Starring Regina Hall and Sterling K. Brown in good form, Honk for Jesus. Save Your Soul. adapts director Adamma Ebo’s 2018 short film of the same name. Trinitie (Hall) and Lee-Curtis Childs (Brown) were once the first lady and pastor of the mother of all megachurches before a sexual misconduct scandal sent their thousands of congregants scrambling toward the exits. In a bid to rehabilitate their image, the pair hire a documentary crew to film their comeback, capped by the grand reopening of their church. Honk for Jesus is a romp layered with critiques aimed at some pretty thorny social targets. At times, the quality of the commentary outclasses the quality of the comedy, and the narrative as a whole. But while the film may be an uneven viewing experience, it shines often enough to establish Ebo as a creator to keep an eye on.
With the Childs’ rise and fall sped through at the film’s start, the narrative immediately jumps into the hijinks. Following several comedic scenes wherein the Childs’ unwittingly display their excess and hypocrisy are scenes of the two off-camera, granted the space to be rawer and more vulnerable. It’s in these windows that we get some sprinklings of plot, mainly their cold war with Shakura and Keon Sumpter (Nicole Beharie and Conphidance), an ascending Black husband-wife church duo angling to open their own church and not-so-subtly preying on the Childs’ downfall. The film seesaws like this throughout, stunts then serious sections, the latter of which often feel like they should command more screen time. The bits’ variety show nature and jerky cinematography tracking the chaos produce an absurdity not unlike what would radiate off a co-production from Tyler Perry and Adult Swim. The comedy can be hit or miss, more often found in the delivery of one-liners and reaction shots than the premise of the scene. The dramatic portions do all the work of the character development, which is mostly backloaded into the film’s final leg. And a deflating reality is that a solid number of better jokes already appear in the trailer for the film, one or two even landing better in the promotional edit than the finished product.
But Hall and Brown make the most of this vehicle, particularly Hall, who toggles between grace and nerves, all while never letting Trinitie’s bone-deep unease and fatigue waver. Brown plays Lee-Curtis with a larger-than-life and hardheaded swagger that bandages a deeply bruised sense of self-worth. The characters call to mind other embattled power couples, namely the Clintons, a parallel that isn’t hard to spot: Lee-Curtis is Bill-like with his desperate, devil-may-care buoyance that gets the two into trouble, while Trinitie is a wife meant to both steward and shield her man, her proximity making her privy to the chinks in his armor. The pastor, same as the politician, possesses a capacity for silver-tongued suasion, and both participate within institutions increasingly rotted by capitalism’s predations. And like any other cancellable figure in our culture today, the Curtis’ road to penance is paved with a series of increasingly dedicated self-flagellations.
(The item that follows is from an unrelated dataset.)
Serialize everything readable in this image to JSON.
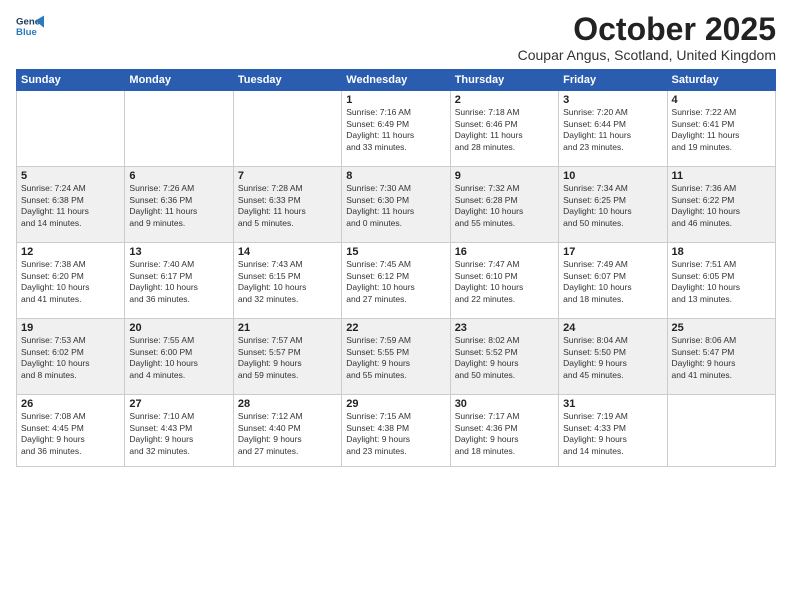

Meanwhile, the fictional documentary crew’s inclusion denotes the film’s interest in the blurred boundary separating artifice and truth. Trinitie and Lee-Curtis hire them for one purpose, but it’s clear from the camera’s intrusion into some of the couple’s off-scripted moments that they may be pursuing another. The two perform impressions of themselves, impressions informed by the cultural constraints of their race and faith, impressions that ultimately wear more on Trinitie than her husband. The film briefly inserts characters from the community to reinforce that the Childs exist within an ecosystem, one that they ultimately wish to dominate and have corroded their souls in pursuit of. The uneven plotting somewhat obscures Trinitie’s journey to epiphany, yet the climax still lands with a frank power that, if better distributed, could have yielded an even harder-hitting satire. But even if it takes a minute to find its footing, Honk for Jesus is a perfectly solid sendup of church culture showcasing its two stars.
You can currently watch Adamma Ebo’s Honk for Jesus. Save Your Soul. in theaters or streaming on Peacock.